Oil on fire. Oh-oh -- that's not good. I hope you and your kitchen are ok. I am curious, did you add the oil and then wait for the pan to heat up? I heat and empty pan first, and then add oil just a few seconds before adding the food. This way you don't have oil burning in the pan for several minutes.

And you are absolutely right -- what is "high" on one stove is "medium" on another.

Cheers,
-Helen

SteamyKitchen said...

jinx! We both posted scallops!

Katerina said...

Nope I waited for the pan to heat up first. I added the oil and it sizzled smoked and alighted in about 10 seconds. I guess the pan was simply too hot. :)

Helen said...

Yup -- it sounds like the pan might have been too hot. Though you could pretend you did it intentionally and call them scallops flambee :)

rhapsodyinglue said...

I too have heard umami associated with savory, though I wouldn't dispute if it means something else. To the extent that is correct, I'd toss in another suggestion other than MSG for adding a savory bang to some dishes.

Buy packages of dried mushrooms. Some stores have wonderful selections of up to a eight or ten different varieties from which to choose. Use a mortar and pestle, or a coffee grinder if you have one dedicated to spices, and grind the heck out of it until it's all powder. Add that into soups, stews and sauces to kick the savoriness up a notch or two. I keep little ziplocks of the powder in my freezer to have on hand.
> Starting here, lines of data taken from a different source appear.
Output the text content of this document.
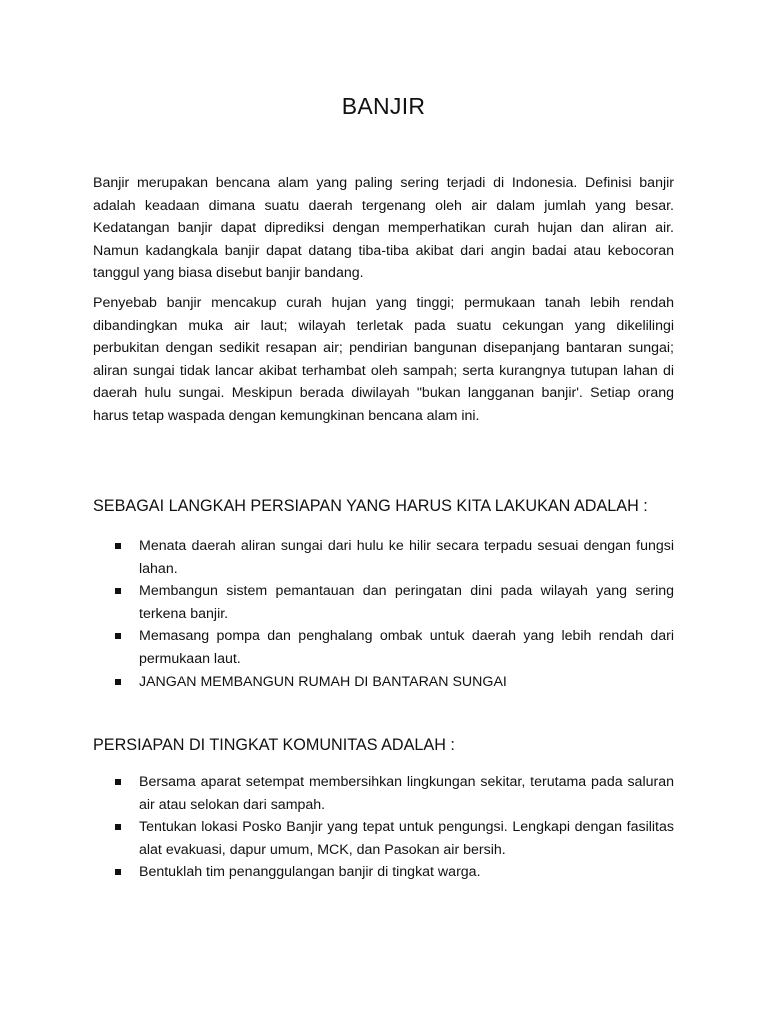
BANJIR

Banjir merupakan bencana alam yang paling sering terjadi di Indonesia. Definisi banjir adalah keadaan dimana suatu daerah tergenang oleh air dalam jumlah yang besar. Kedatangan banjir dapat diprediksi dengan memperhatikan curah hujan dan aliran air. Namun kadangkala banjir dapat datang tiba-tiba akibat dari angin badai atau kebocoran tanggul yang biasa disebut banjir bandang.

Penyebab banjir mencakup curah hujan yang tinggi; permukaan tanah lebih rendah dibandingkan muka air laut; wilayah terletak pada suatu cekungan yang dikelilingi perbukitan dengan sedikit resapan air; pendirian bangunan disepanjang bantaran sungai; aliran sungai tidak lancar akibat terhambat oleh sampah; serta kurangnya tutupan lahan di daerah hulu sungai. Meskipun berada diwilayah "bukan langganan banjir'. Setiap orang harus tetap waspada dengan kemungkinan bencana alam ini.

SEBAGAI LANGKAH PERSIAPAN YANG HARUS KITA LAKUKAN ADALAH :
Menata daerah aliran sungai dari hulu ke hilir secara terpadu sesuai dengan fungsi lahan.
Membangun sistem pemantauan dan peringatan dini pada wilayah yang sering terkena banjir.
Memasang pompa dan penghalang ombak untuk daerah yang lebih rendah dari permukaan laut.
JANGAN MEMBANGUN RUMAH DI BANTARAN SUNGAI
PERSIAPAN DI TINGKAT KOMUNITAS ADALAH :
Bersama aparat setempat membersihkan lingkungan sekitar, terutama pada saluran air atau selokan dari sampah.
Tentukan lokasi Posko Banjir yang tepat untuk pengungsi. Lengkapi dengan fasilitas alat evakuasi, dapur umum, MCK, dan Pasokan air bersih.
Bentuklah tim penanggulangan banjir di tingkat warga.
Some people use mushroom soup, canned or powdered, to add flavor, but this is more flexible and doesn't come with lots of salt which might not be needed. Sometimes just a pinch or two can add a depth to a sauce without having people notice and call it mushroom gravy.

Helen said...

Hi rhapsodyinglue,

Great idea with mushroom powder. It makes a great coating for fish, pork, chicken, etc. I've made a bass dredged in porcini powder and seared once and it was fabulous :) Haven't tried adding it to soups and sauces though. It's on my list.

Cheers,
-Helen

elisha.lewis said...

Awesome looking scallops! I've tried cooking scallops on a crappy pan, so now I know where I've been going wrong. Love the mushroom/shallots/cream and garnish too! Thanks for the tips, will def use them next time around (this Sat!). =)

Corey Kahler said...

Thank you so much for this entry. I'm a restaurant cook myself and this is a very direct and correct way to get across how to accomplish an important task.